Integral surface based flow field visualization

The focus of this research is in the area of vector field and flow visualization. Such a study is important in order to simplify the raw data of complex vector fields and make them more understandable to scientists. Challenges faced by flow filed visualization methods include performance, perception and large data size. Two main aspects of vector field visualization have been studied in this research to solve different issues belong to these categories, including visualization method and flow field abstraction. For visualization, two GPU accelerated time surface methods have been introduced. The first method, which is developed to visualize strange attractors, is based on adaptive subdivision of a polygonal object deforming under the vector field. Simplification is also applied to the polygonal object to limit the complexity, alleviate self-intersection issues and handle high curvature features. The second method uses a point-based time surface to resolve the difficulty of mesh decimation in the first method and takes advantage of the parallel architecture of the modern GPU. This method has been applied to general flow field data sets and can provide visually identical result to the geometry-based approach.
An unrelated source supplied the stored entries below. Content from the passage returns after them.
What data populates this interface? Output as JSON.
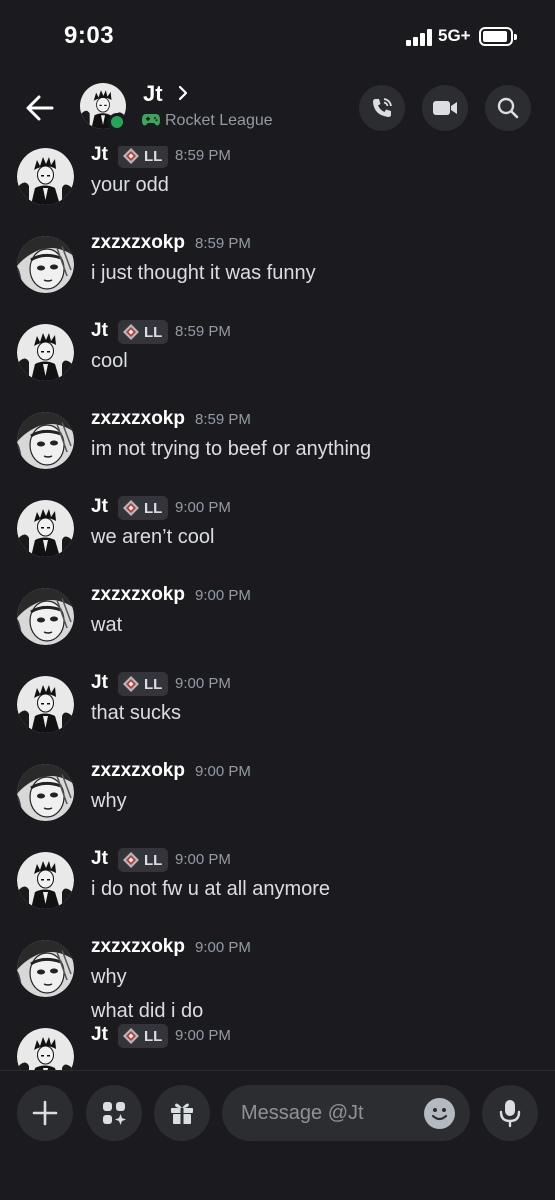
{
  "status_bar": {
    "time": "9:03",
    "network": "5G+"
  },
  "header": {
    "name": "Jt",
    "activity": "Rocket League",
    "colors": {
      "online": "#23a55a",
      "background": "#1b1b1f"
    }
  },
  "messages": [
    {
      "author": "Jt",
      "tag": "LL",
      "time": "8:59 PM",
      "lines": [
        "your odd"
      ]
    },
    {
      "author": "zxzxzxokp",
      "tag": "",
      "time": "8:59 PM",
      "lines": [
        "i just thought it was funny"
      ]
    },
    {
      "author": "Jt",
      "tag": "LL",
      "time": "8:59 PM",
      "lines": [
        "cool"
      ]
    },
    {
      "author": "zxzxzxokp",
      "tag": "",
      "time": "8:59 PM",
      "lines": [
        "im not trying to beef or anything"
      ]
    },
    {
      "author": "Jt",
      "tag": "LL",
      "time": "9:00 PM",
      "lines": [
        "we aren’t cool"
      ]
    },
    {
      "author": "zxzxzxokp",
      "tag": "",
      "time": "9:00 PM",
      "lines": [
        "wat"
      ]
    },
    {
      "author": "Jt",
      "tag": "LL",
      "time": "9:00 PM",
      "lines": [
        "that sucks"
      ]
    },
    {
      "author": "zxzxzxokp",
      "tag": "",
      "time": "9:00 PM",
      "lines": [
        "why"
      ]
    },
    {
      "author": "Jt",
      "tag": "LL",
      "time": "9:00 PM",
      "lines": [
        "i do not fw u at all anymore"
      ]
    },
    {
      "author": "zxzxzxokp",
      "tag": "",
      "time": "9:00 PM",
      "lines": [
        "why",
        "what did i do"
      ]
    },
    {
      "author": "Jt",
      "tag": "LL",
      "time": "9:00 PM",
      "lines": []
    }
  ],
  "composer": {
    "placeholder": "Message @Jt"
  },
  "icons": {
    "back": "arrow-left-icon",
    "call": "phone-icon",
    "video": "video-camera-icon",
    "search": "search-icon",
    "add": "plus-icon",
    "apps": "apps-icon",
    "gift": "gift-icon",
    "emoji": "emoji-icon",
    "mic": "microphone-icon",
    "game": "gamepad-icon",
    "tag": "diamond-badge-icon"
  }
}
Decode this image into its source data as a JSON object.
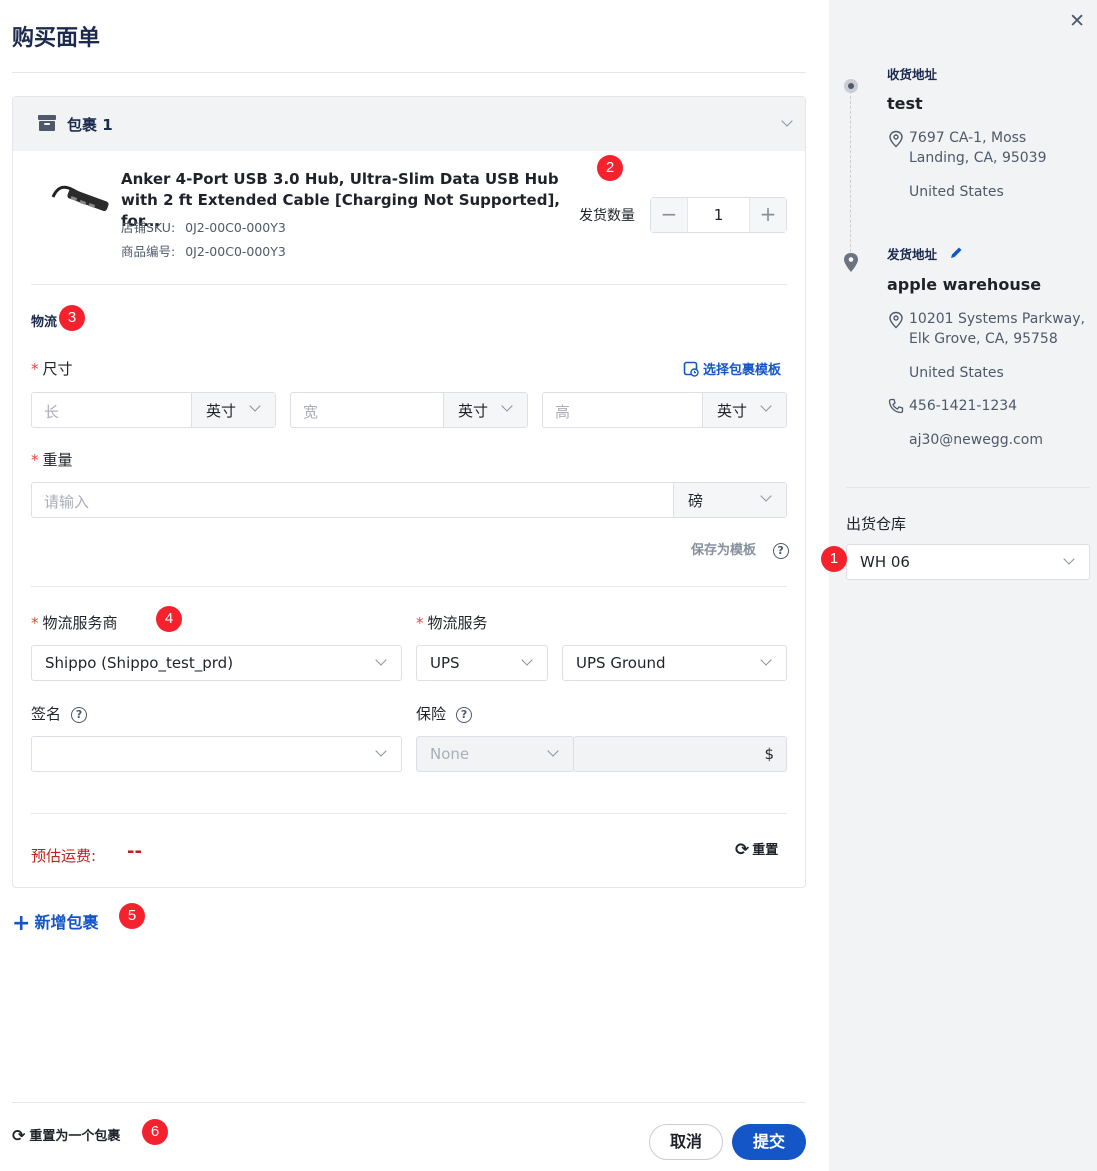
{
  "header": {
    "title": "购买面单",
    "close_symbol": "✕"
  },
  "package": {
    "title": "包裹 1",
    "product": {
      "name": "Anker 4-Port USB 3.0 Hub, Ultra-Slim Data USB Hub with 2 ft Extended Cable [Charging Not Supported], for...",
      "store_sku_label": "店铺SKU:",
      "store_sku": "0J2-00C0-000Y3",
      "item_no_label": "商品编号:",
      "item_no": "0J2-00C0-000Y3"
    },
    "quantity": {
      "label": "发货数量",
      "value": "1",
      "minus": "−",
      "plus": "+"
    },
    "logistics_label": "物流",
    "dimensions": {
      "label": "尺寸",
      "template_link": "选择包裹模板",
      "length_placeholder": "长",
      "width_placeholder": "宽",
      "height_placeholder": "高",
      "unit": "英寸"
    },
    "weight": {
      "label": "重量",
      "placeholder": "请输入",
      "unit": "磅"
    },
    "save_template": "保存为模板",
    "carrier": {
      "label": "物流服务商",
      "value": "Shippo (Shippo_test_prd)"
    },
    "service": {
      "label": "物流服务",
      "carrier_value": "UPS",
      "service_value": "UPS Ground"
    },
    "signature": {
      "label": "签名",
      "value": ""
    },
    "insurance": {
      "label": "保险",
      "option": "None",
      "currency": "$"
    },
    "estimate": {
      "label": "预估运费:",
      "value": "--"
    },
    "reset_label": "重置"
  },
  "add_package": "新增包裹",
  "footer": {
    "reset_one": "重置为一个包裹",
    "cancel": "取消",
    "submit": "提交"
  },
  "side": {
    "ship_to": {
      "label": "收货地址",
      "name": "test",
      "address": "7697 CA-1, Moss Landing, CA, 95039",
      "country": "United States"
    },
    "ship_from": {
      "label": "发货地址",
      "name": "apple warehouse",
      "address": "10201 Systems Parkway, Elk Grove, CA, 95758",
      "country": "United States",
      "phone": "456-1421-1234",
      "email": "aj30@newegg.com"
    },
    "warehouse": {
      "label": "出货仓库",
      "value": "WH 06"
    }
  },
  "badges": [
    "1",
    "2",
    "3",
    "4",
    "5",
    "6"
  ],
  "colors": {
    "primary": "#1456c8",
    "badge": "#f5222d",
    "required": "#f53f3f",
    "estimate": "#c41d1d"
  }
}
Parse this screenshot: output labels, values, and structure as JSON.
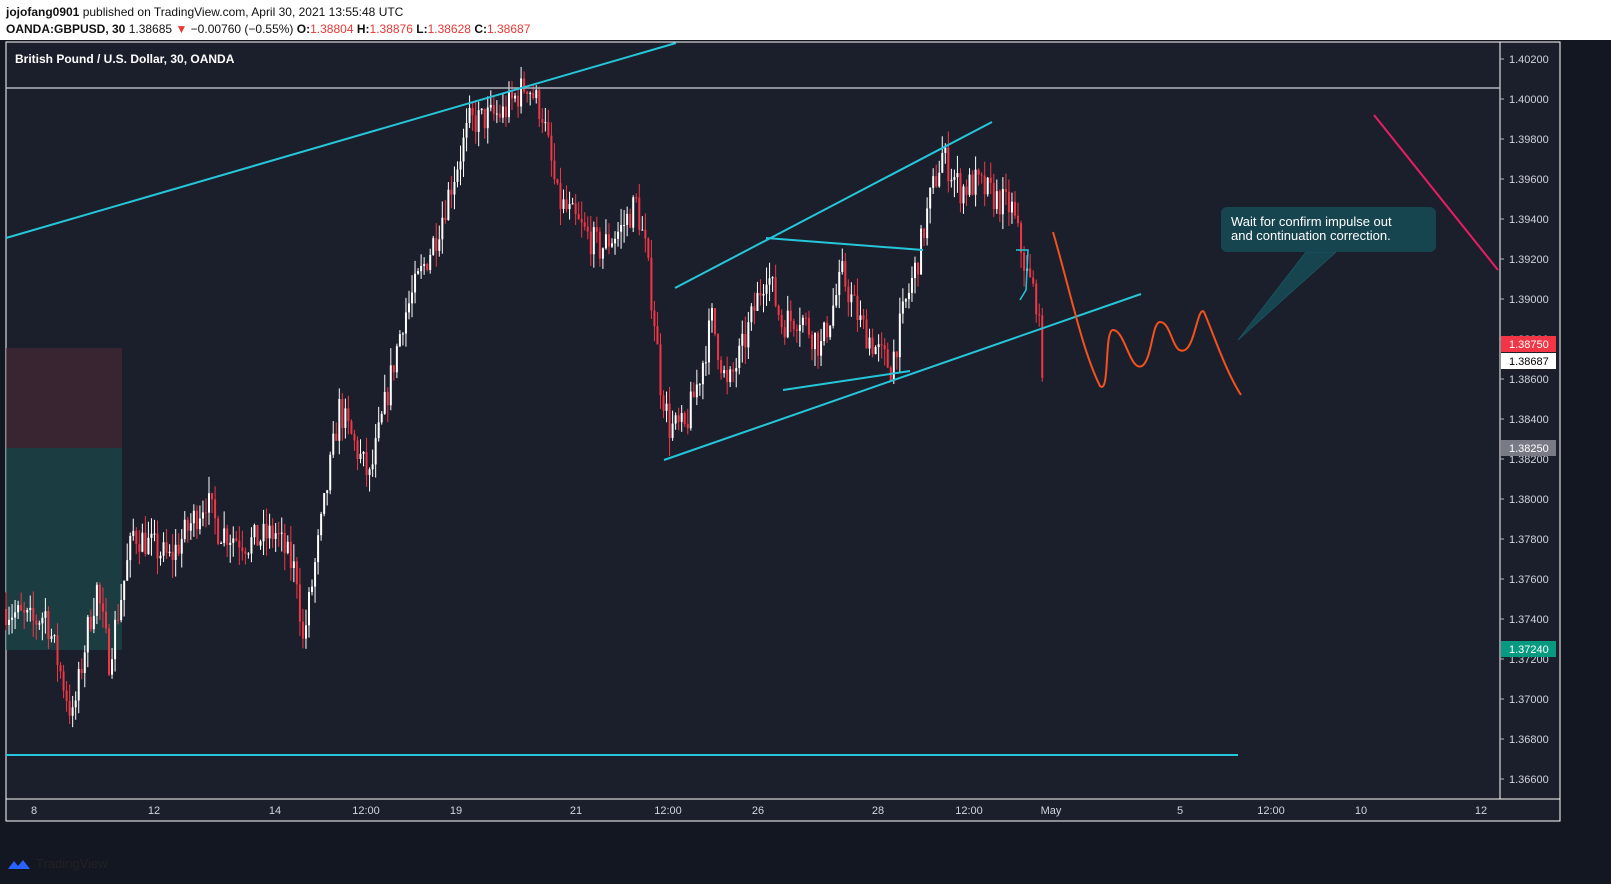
{
  "header": {
    "author": "jojofang0901",
    "published": "published on TradingView.com, April 30, 2021 13:55:48 UTC",
    "symbol": "OANDA:GBPUSD, 30",
    "last": "1.38685",
    "change_arrow": "▼",
    "change": "−0.00760 (−0.55%)",
    "o_label": "O:",
    "o": "1.38804",
    "h_label": "H:",
    "h": "1.38876",
    "l_label": "L:",
    "l": "1.38628",
    "c_label": "C:",
    "c": "1.38687"
  },
  "brand": "TradingView",
  "chart_data": {
    "type": "candlestick",
    "title": "British Pound / U.S. Dollar, 30, OANDA",
    "ylim": [
      1.365,
      1.403
    ],
    "y_ticks": [
      "1.40200",
      "1.40000",
      "1.39800",
      "1.39600",
      "1.39400",
      "1.39200",
      "1.39000",
      "1.38800",
      "1.38600",
      "1.38400",
      "1.38200",
      "1.38000",
      "1.37800",
      "1.37600",
      "1.37400",
      "1.37200",
      "1.37000",
      "1.36800",
      "1.36600"
    ],
    "x_ticks": [
      "8",
      "12",
      "14",
      "12:00",
      "19",
      "21",
      "12:00",
      "26",
      "28",
      "12:00",
      "May",
      "5",
      "12:00",
      "10",
      "12"
    ],
    "price_labels": [
      {
        "value": "1.38750",
        "color": "#f23645"
      },
      {
        "value": "1.38687",
        "color": "#ffffff"
      },
      {
        "value": "1.38250",
        "color": "#787b86"
      },
      {
        "value": "1.37240",
        "color": "#089981"
      }
    ],
    "price_path": [
      [
        0,
        1.3745
      ],
      [
        9,
        1.3738
      ],
      [
        13,
        1.3743
      ],
      [
        22,
        1.369
      ],
      [
        27,
        1.3735
      ],
      [
        30,
        1.3755
      ],
      [
        34,
        1.372
      ],
      [
        42,
        1.3783
      ],
      [
        54,
        1.377
      ],
      [
        66,
        1.38
      ],
      [
        70,
        1.3785
      ],
      [
        80,
        1.3778
      ],
      [
        89,
        1.3783
      ],
      [
        96,
        1.3762
      ],
      [
        98,
        1.3728
      ],
      [
        110,
        1.3845
      ],
      [
        120,
        1.381
      ],
      [
        131,
        1.389
      ],
      [
        142,
        1.3932
      ],
      [
        153,
        1.3988
      ],
      [
        164,
        1.3993
      ],
      [
        172,
        1.4008
      ],
      [
        177,
        1.3993
      ],
      [
        182,
        1.395
      ],
      [
        190,
        1.3935
      ],
      [
        196,
        1.3925
      ],
      [
        203,
        1.3935
      ],
      [
        208,
        1.3948
      ],
      [
        211,
        1.3925
      ],
      [
        214,
        1.389
      ],
      [
        216,
        1.3858
      ],
      [
        219,
        1.3836
      ],
      [
        224,
        1.3835
      ],
      [
        229,
        1.3862
      ],
      [
        233,
        1.389
      ],
      [
        238,
        1.3855
      ],
      [
        243,
        1.3875
      ],
      [
        251,
        1.3915
      ],
      [
        256,
        1.3888
      ],
      [
        262,
        1.3892
      ],
      [
        269,
        1.3876
      ],
      [
        276,
        1.3912
      ],
      [
        282,
        1.3888
      ],
      [
        288,
        1.3873
      ],
      [
        292,
        1.3866
      ],
      [
        297,
        1.3898
      ],
      [
        301,
        1.392
      ],
      [
        305,
        1.395
      ],
      [
        309,
        1.3972
      ],
      [
        315,
        1.3955
      ],
      [
        320,
        1.3958
      ],
      [
        327,
        1.395
      ],
      [
        332,
        1.3945
      ],
      [
        337,
        1.3912
      ],
      [
        340,
        1.39
      ],
      [
        342,
        1.3868
      ]
    ],
    "annotation": "Wait for confirm impulse out\nand continuation correction.",
    "colors": {
      "up": "#ffffff",
      "down": "#f23645",
      "trend": "#26c6da",
      "projection": "#f4511e",
      "entry": "#f23645"
    }
  }
}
In addition to these visualization methods, we have also developed an illustrative visualization framework which generates a concise global visualization using a small number of streamribbon like visual metaphors, named streamtapes. This method starts with a set of initial streamlines. Each of them is given a simple descriptor. A two level clustering method is applied to the descriptors to group similar streamlines. Representative streamtapes are generated for each cluster to provide the final result. We demonstrate the usefulness of this method with large and complex synthetic and real data sets, and show that our visualization results can convey the structure information of the flow field data in a concise and informative way.